15 Laws of LLMs and Agents
April 21, 2026
The Quirk Contract
With enough users of your LLM-powered system, every observable behavior (token-level formatting, specific hallucination patterns, a model’s tendency to hedge, even latency) becomes a hard dependency for someone downstream. This is why a “drop-in” model swap from GPT-4 to Claude to Qwen is never drop-in: you’re not replacing a model, you’re breaking a thousand undocumented contracts.
The Gall Seed Principle
Every robust multi-agent system in production evolved from a boring single-turn loop that worked. The teams that start by designing a seven-agent hierarchical planner-executor-critic-router-… almost always ship nothing. Start with one agent, one tool, one eval; then let complexity earn its place.
The Cleverness Tax
Debugging an agent is at least twice as hard as building it. So if you build the most sophisticated ReAct-style orchestrator you can imagine, by definition you’re not smart enough to debug it when it silently loops on tool call #14 in production. Ship the agent one notch below your ceiling.
The Eval Decay Principle
The same golden eval set, run repeatedly, becomes a worse measure of real progress over time: it leaks into prompts, gets overfit via hill-climbing, and stops catching the failure modes that actually matter now. Treat eval sets as perishable inventory: rotate, regenerate, adversarially augment.
The Benchmark Trap
When a metric becomes the target for your agent or fine-tuned model, it stops being a good metric. Optimize for routing accuracy on a fixed test set and your router learns the test set. Optimize for a reward model and you get reward hacking. Every agent KPI silently mutates into a specification of how to game it.
The Hallucination Confidence Paradox
An LLM is most confident in exactly the regions where it knows the least: rare entities, long-tail facts, niche domains. The surface polish of the output is uncorrelated with epistemic grounding, which is why “it sounded right” is the single most expensive phrase in GenAI deployment. Confidence is a UI feature, not a signal.
The Latent Space Mirage
An embedding is a lossy projection, not a meaning. Cosine similarity in your semantic search is the map; user intent, product context, and business logic are the territory. Every system that treats “high similarity score” as “correct answer” eventually gets caught when a near-duplicate vector returns something the user would never consider relevant.
The Framework Fog
LangChain, LlamaIndex, and every agent SDK promise “provider-agnostic” interfaces that invariably leak the quirks of whichever model you’re actually running: tokenizer differences, tool-call schema variance, streaming behaviors, stop-sequence handling. The abstraction saves you on day one and costs you on day ninety, when a production bug requires you to know exactly what the framework did to your prompt.
The Demo-to-Prod Chasm
The first 90% of your agent (the part that works in the notebook) takes 10% of the time. The remaining 10% (retries, timeouts, tool-call validation, structured output enforcement, cost controls, observability, red-teaming, rollback paths) takes the other 90%. Most “AI POCs” are optimistically 10% complete at their launch celebration.

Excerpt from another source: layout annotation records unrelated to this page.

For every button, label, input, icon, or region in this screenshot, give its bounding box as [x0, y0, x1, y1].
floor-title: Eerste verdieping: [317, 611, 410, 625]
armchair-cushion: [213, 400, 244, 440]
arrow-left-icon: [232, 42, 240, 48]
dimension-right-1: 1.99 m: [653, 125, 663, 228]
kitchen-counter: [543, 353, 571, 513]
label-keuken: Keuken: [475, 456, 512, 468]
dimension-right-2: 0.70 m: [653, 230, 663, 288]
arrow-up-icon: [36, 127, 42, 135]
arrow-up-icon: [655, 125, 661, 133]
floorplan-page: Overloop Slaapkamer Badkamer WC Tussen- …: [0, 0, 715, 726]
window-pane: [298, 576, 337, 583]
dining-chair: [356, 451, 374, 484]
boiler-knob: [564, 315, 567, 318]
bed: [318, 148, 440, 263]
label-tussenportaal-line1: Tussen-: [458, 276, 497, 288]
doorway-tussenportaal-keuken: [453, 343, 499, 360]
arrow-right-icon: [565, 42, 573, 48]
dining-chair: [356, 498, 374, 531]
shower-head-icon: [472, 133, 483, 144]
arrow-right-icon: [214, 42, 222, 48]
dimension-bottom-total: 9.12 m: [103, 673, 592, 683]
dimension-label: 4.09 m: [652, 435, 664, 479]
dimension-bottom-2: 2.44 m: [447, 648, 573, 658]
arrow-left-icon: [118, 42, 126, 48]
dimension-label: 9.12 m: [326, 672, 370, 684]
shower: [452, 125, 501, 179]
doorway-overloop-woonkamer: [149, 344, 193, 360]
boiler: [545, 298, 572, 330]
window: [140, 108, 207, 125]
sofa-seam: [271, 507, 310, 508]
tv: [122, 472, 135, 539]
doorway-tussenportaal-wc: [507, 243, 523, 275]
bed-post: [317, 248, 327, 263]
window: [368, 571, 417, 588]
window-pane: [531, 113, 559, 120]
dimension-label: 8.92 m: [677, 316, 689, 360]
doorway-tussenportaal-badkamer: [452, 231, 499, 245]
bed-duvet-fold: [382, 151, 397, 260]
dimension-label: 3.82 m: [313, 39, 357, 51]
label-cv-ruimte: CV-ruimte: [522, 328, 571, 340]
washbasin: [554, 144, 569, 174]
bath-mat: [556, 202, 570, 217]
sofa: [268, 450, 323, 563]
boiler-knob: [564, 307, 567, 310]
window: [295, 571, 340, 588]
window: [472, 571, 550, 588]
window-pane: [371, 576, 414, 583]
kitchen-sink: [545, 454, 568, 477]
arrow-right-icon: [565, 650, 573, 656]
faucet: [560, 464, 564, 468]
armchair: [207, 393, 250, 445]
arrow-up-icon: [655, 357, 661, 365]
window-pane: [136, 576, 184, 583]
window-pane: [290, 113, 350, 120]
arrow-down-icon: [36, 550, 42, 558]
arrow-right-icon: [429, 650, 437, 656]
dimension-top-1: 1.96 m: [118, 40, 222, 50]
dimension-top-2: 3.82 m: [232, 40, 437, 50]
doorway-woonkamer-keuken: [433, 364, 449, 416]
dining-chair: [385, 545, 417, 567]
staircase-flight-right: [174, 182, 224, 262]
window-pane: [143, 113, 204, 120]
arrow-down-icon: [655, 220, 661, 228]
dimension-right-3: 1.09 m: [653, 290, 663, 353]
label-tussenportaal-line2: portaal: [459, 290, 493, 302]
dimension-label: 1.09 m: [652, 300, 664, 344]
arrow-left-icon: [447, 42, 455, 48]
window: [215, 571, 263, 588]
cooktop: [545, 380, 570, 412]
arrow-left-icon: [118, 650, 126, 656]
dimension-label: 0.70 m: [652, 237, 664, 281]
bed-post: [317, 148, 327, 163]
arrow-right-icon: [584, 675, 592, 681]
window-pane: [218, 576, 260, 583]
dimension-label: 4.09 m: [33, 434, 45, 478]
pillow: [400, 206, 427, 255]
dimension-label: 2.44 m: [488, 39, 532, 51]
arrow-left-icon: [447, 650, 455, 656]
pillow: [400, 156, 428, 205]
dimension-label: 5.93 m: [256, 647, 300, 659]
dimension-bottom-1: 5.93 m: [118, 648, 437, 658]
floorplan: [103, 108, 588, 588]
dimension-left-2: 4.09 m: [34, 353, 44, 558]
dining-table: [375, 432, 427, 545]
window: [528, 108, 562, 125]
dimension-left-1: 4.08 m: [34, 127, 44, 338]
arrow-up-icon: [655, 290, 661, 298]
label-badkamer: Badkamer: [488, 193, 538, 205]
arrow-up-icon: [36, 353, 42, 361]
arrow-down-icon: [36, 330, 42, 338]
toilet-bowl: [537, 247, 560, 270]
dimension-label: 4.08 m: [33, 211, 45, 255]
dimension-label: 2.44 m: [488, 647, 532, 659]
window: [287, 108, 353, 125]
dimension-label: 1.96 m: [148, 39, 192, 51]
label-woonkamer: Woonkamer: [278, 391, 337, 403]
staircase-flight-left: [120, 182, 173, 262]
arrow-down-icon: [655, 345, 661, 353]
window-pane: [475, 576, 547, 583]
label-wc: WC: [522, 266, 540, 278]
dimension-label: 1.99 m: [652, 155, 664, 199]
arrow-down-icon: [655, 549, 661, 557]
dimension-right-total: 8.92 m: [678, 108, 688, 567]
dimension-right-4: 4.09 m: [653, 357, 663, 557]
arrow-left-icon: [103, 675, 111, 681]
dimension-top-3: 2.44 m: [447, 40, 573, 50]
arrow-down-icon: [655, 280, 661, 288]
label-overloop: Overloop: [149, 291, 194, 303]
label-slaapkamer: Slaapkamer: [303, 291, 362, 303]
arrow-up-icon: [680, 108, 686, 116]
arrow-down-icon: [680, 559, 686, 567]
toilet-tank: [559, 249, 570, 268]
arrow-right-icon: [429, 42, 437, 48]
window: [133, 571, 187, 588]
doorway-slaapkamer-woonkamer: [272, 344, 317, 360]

The Hype-Horizon Asymmetry
We overestimate what LLMs and agents can do in 6 months and underestimate what they’ll do in 6 years. This is why both the “AGI next year” camp and the “it’s just a chatbot” camp will age badly. Build for the slope of genuine capability growth, not the peak of quarterly discourse.
The Context Greed Law
Work expands to fill the time available, and agent reasoning expands to fill the context window available. Give an agent 200k tokens and it will find a way to use 180k of them on retrieved chunks, scratchpad thoughts, and tool-call history that don’t change the answer. Context budgets, like time budgets, need to be imposed from outside because nothing inside the loop is incentivized to stay small.
The Irreducible Complexity Law
Language understanding has a floor of complexity that cannot be eliminated, only relocated. You can push it into the prompt, into RAG, into fine-tuning, into tool schemas, into the agent graph, or onto the user’s shoulders via clarifying questions, but the total never goes down. Most “clever” LLM architectures are just complexity-laundering schemes.
The Second-Agent Effect
The team that shipped a solid single-agent v1 almost always over-engineers v2 into a multi-agent hierarchical planner with memory, reflection, critics, and a message bus; it ships later, costs more, and performs worse on the same evals. The working simple system gets mistaken for a stepping stone when it was actually the destination.
The Fallacies of Agentic Computing
Every agent framework quietly assumes tools are reliable, latency is zero, bandwidth is infinite, the schema is stable, and the API won’t rate-limit you mid-loop. None of these are true, and each false assumption eventually manifests as an agent silently retrying, hallucinating a tool response, or burning tokens in a doom loop. Agents are distributed systems wearing a chatbot costume.
The Robustness Principle for LLMs
Be liberal in what you accept from the model, conservative in what you emit to downstream systems. Assume the JSON will be malformed, the tool call will have an extra field, the answer will occasionally be in Markdown when you asked for plain text. Validate, repair, or reject before anything touches production. The cost of trusting LLM output verbatim is paid in 3am pages.